Heimat ist dabei als verbindender Wert zu verstehen und nicht als Mittel zur Ausgrenzung. Heimat ist vielmehr die Möglichkeit sich mit den Besonderheiten eines Ortes auseinanderzusetzen, sich zu identifizieren, und damit ein Mittel zur gelungenen Integration. Lokal- und regionaltypische Gebäude, wie es in besonderer Weise Denkmäler sind, machen einen Ort erst unverwechselbar und sind daher auch für die Integration „neu Hinzugekommener“ von besonders hoher Bedeutung. Denkmäler tragen entscheidend zur Vertrautheit mit einem Ort bei.
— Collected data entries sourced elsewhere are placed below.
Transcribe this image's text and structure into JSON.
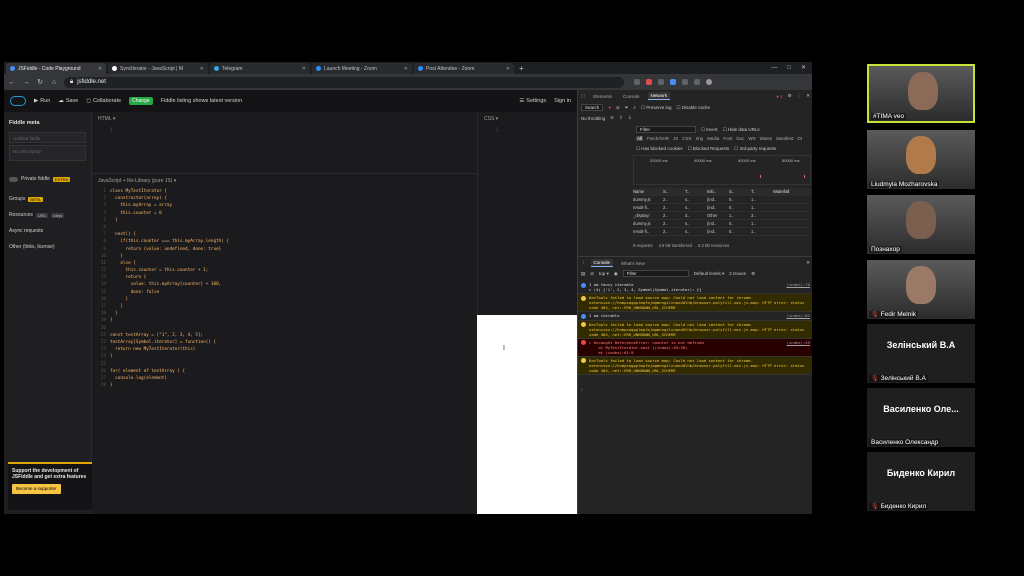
{
  "browser": {
    "tabs": [
      {
        "label": "JSFiddle - Code Playground",
        "active": true
      },
      {
        "label": "SyncIterator - JavaScript | M",
        "active": false
      },
      {
        "label": "Telegram",
        "active": false
      },
      {
        "label": "Launch Meeting - Zoom",
        "active": false
      },
      {
        "label": "Post Attendee - Zoom",
        "active": false
      }
    ],
    "url": "jsfiddle.net"
  },
  "jsfiddle": {
    "actions": {
      "run": "Run",
      "save": "Save",
      "collaborate": "Collaborate"
    },
    "change_badge": "Change",
    "status": "Fiddle listing shows latest version",
    "settings": "Settings",
    "signin": "Sign in",
    "sidebar": {
      "heading": "Fiddle meta",
      "title_placeholder": "Untitled fiddle",
      "desc_placeholder": "No description",
      "private": "Private fiddle",
      "private_badge": "EXTRA",
      "groups": "Groups",
      "groups_badge": "BETA",
      "resources": "Resources",
      "res_badge1": "URL",
      "res_badge2": "cdnjs",
      "async": "Async requests",
      "other": "Other (links, license)",
      "support_text": "Support the development of JSFiddle and get extra features",
      "support_button": "Become a supporter"
    },
    "panes": {
      "html": "HTML ▾",
      "css": "CSS ▾",
      "js": "JavaScript + No-Library (pure JS) ▾"
    },
    "code_lines": [
      "class MyTestIterator {",
      "  constructor(array) {",
      "    this.myArray = array",
      "    this.counter = 0",
      "  }",
      "",
      "  next() {",
      "    if(this.counter === this.myArray.length) {",
      "      return {value: undefined, done: true}",
      "    }",
      "    else {",
      "      this.counter = this.counter + 1;",
      "      return {",
      "        value: this.myArray[counter] + 100,",
      "        done: false",
      "      }",
      "    }",
      "  }",
      "}",
      "",
      "const testArray = [\"1\", 2, 3, 4, 5];",
      "testArray[Symbol.iterator] = function() {",
      "  return new MyTestIterator(this)",
      "}",
      "",
      "for( element of testArray ) {",
      "  console.log(element)",
      "}"
    ]
  },
  "devtools": {
    "tabs": [
      "Elements",
      "Console",
      "Network"
    ],
    "active_tab": "Network",
    "search_label": "Search",
    "throttle": "No throttling",
    "preserve_log": "Preserve log",
    "disable_cache": "Disable cache",
    "filter_placeholder": "Filter",
    "invert": "Invert",
    "hide_data": "Hide data URLs",
    "types": [
      "All",
      "Fetch/XHR",
      "JS",
      "CSS",
      "Img",
      "Media",
      "Font",
      "Doc",
      "WS",
      "Wasm",
      "Manifest",
      "Ot"
    ],
    "blocked_cookies": "Has blocked cookies",
    "blocked_requests": "Blocked Requests",
    "third_party": "3rd-party requests",
    "timeline_marks": [
      "20000 ms",
      "40000 ms",
      "60000 ms",
      "80000 ms"
    ],
    "table_headers": [
      "Name",
      "S..",
      "T..",
      "Initi..",
      "S..",
      "T..",
      "Waterfall"
    ],
    "rows": [
      [
        "dummy.js",
        "2..",
        "s..",
        "(ind..",
        "0..",
        "1.."
      ],
      [
        "result-fi..",
        "2..",
        "s..",
        "(ind..",
        "0..",
        "1.."
      ],
      [
        "_display/",
        "2..",
        "d..",
        "Other",
        "1..",
        "3.."
      ],
      [
        "dummy.js",
        "2..",
        "s..",
        "(ind..",
        "0..",
        "1.."
      ],
      [
        "result-fi..",
        "2..",
        "s..",
        "(ind..",
        "0..",
        "1.."
      ]
    ],
    "summary": [
      "9 requests",
      "4.9 kB transferred",
      "5.3 kB resources"
    ],
    "console_tabs": [
      "Console",
      "What's New"
    ],
    "console_context": "top",
    "console_filter": "Filter",
    "default_levels": "Default levels",
    "issues": "2 Issues",
    "messages": [
      {
        "type": "info",
        "text": "I am fancy iterable\n▸ (4) ['1', 2, 3, 4, Symbol(Symbol.iterator): ƒ]",
        "src": "(index):70"
      },
      {
        "type": "warn",
        "text": "DevTools failed to load source map: Could not load content for chrome-extension://hnmpcagpplmpfojmgmnngilcnanddlhb/browser-polyfill.min.js.map: HTTP error: status code 404, net::ERR_UNKNOWN_URL_SCHEME",
        "src": ""
      },
      {
        "type": "info",
        "text": "I am iterable",
        "src": "(index):62"
      },
      {
        "type": "warn",
        "text": "DevTools failed to load source map: Could not load content for chrome-extension://hnmpcagpplmpfojmgmnngilcnanddlhb/browser-polyfill.min.js.map: HTTP error: status code 404, net::ERR_UNKNOWN_URL_SCHEME",
        "src": ""
      },
      {
        "type": "err",
        "text": "▸ Uncaught ReferenceError: counter is not defined\n    at MyTestIterator.next ((index):49:38)\n    at (index):61:9",
        "src": "(index):49"
      },
      {
        "type": "warn",
        "text": "DevTools failed to load source map: Could not load content for chrome-extension://hnmpcagpplmpfojmgmnngilcnanddlhb/browser-polyfill.min.js.map: HTTP error: status code 404, net::ERR_UNKNOWN_URL_SCHEME",
        "src": ""
      }
    ]
  },
  "zoom": {
    "participants": [
      {
        "name": "#TIMA veo",
        "video": true,
        "muted": false,
        "speaking": true,
        "tone": "#8b6b57"
      },
      {
        "name": "Liudmyla Mozharovska",
        "video": true,
        "muted": false,
        "speaking": false,
        "tone": "#b07a4a"
      },
      {
        "name": "Познахор",
        "video": true,
        "muted": false,
        "speaking": false,
        "tone": "#7a5e4e"
      },
      {
        "name": "Fedir Melnik",
        "video": true,
        "muted": true,
        "speaking": false,
        "tone": "#9a7a66"
      },
      {
        "name": "Зелінський В.А",
        "big": "Зелінський В.А",
        "video": false,
        "muted": true,
        "speaking": false
      },
      {
        "name": "Василенко Олександр",
        "big": "Василенко Оле...",
        "video": false,
        "muted": false,
        "speaking": false
      },
      {
        "name": "Биденко Кирил",
        "big": "Биденко Кирил",
        "video": false,
        "muted": true,
        "speaking": false
      }
    ]
  }
}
Ein besonderes Ziel eines KDK ist der Erhalt lokaler und regionaler Unverwechselbarkeit. Um „Vertrautheit“ zu erhalten, werden historische Ortskerne mit ihrer Unverwechselbarkeit auf ihre möglichen Potentiale hin untersucht und als Stätten historisch gelebter Heterogenität wieder zum Zentrum gesellschaftlichen Lebens gemacht. Dabei kommen dem Wohnen, Leben und Arbeiten genauso wie der Stärkung der Aufenthaltsqualität gleichrangige Bedeutungen zu. Diese Orte zu stärken und wieder zum Ziel der Ansiedelung zu machen, das ist die Kernaufgabe eines KDK. Damit dies gelingt, ist das Wissen über die Geschichte eines Ortes von elementarer Bedeutung, denn nur so können zukunftsfähige Vorschläge gemacht werden. Geschichte findet laufend statt und wir sollten lernen zu verstehen, dass das Ignorieren des Vergangenen auch bei der Planung keine Basis für eine erfolgreiche Zukunft sein kann.
Das KDK stellt gerade wegen seines Bezugs zur „Heimat“, ein neues, auf historischen Grundlagen beruhendes, zeitloses Planungsinstrument zur nachhaltigen und damit in besonders hohem Maße zukunftsfähigen Weiterentwicklung für Städte und Gemeinden dar.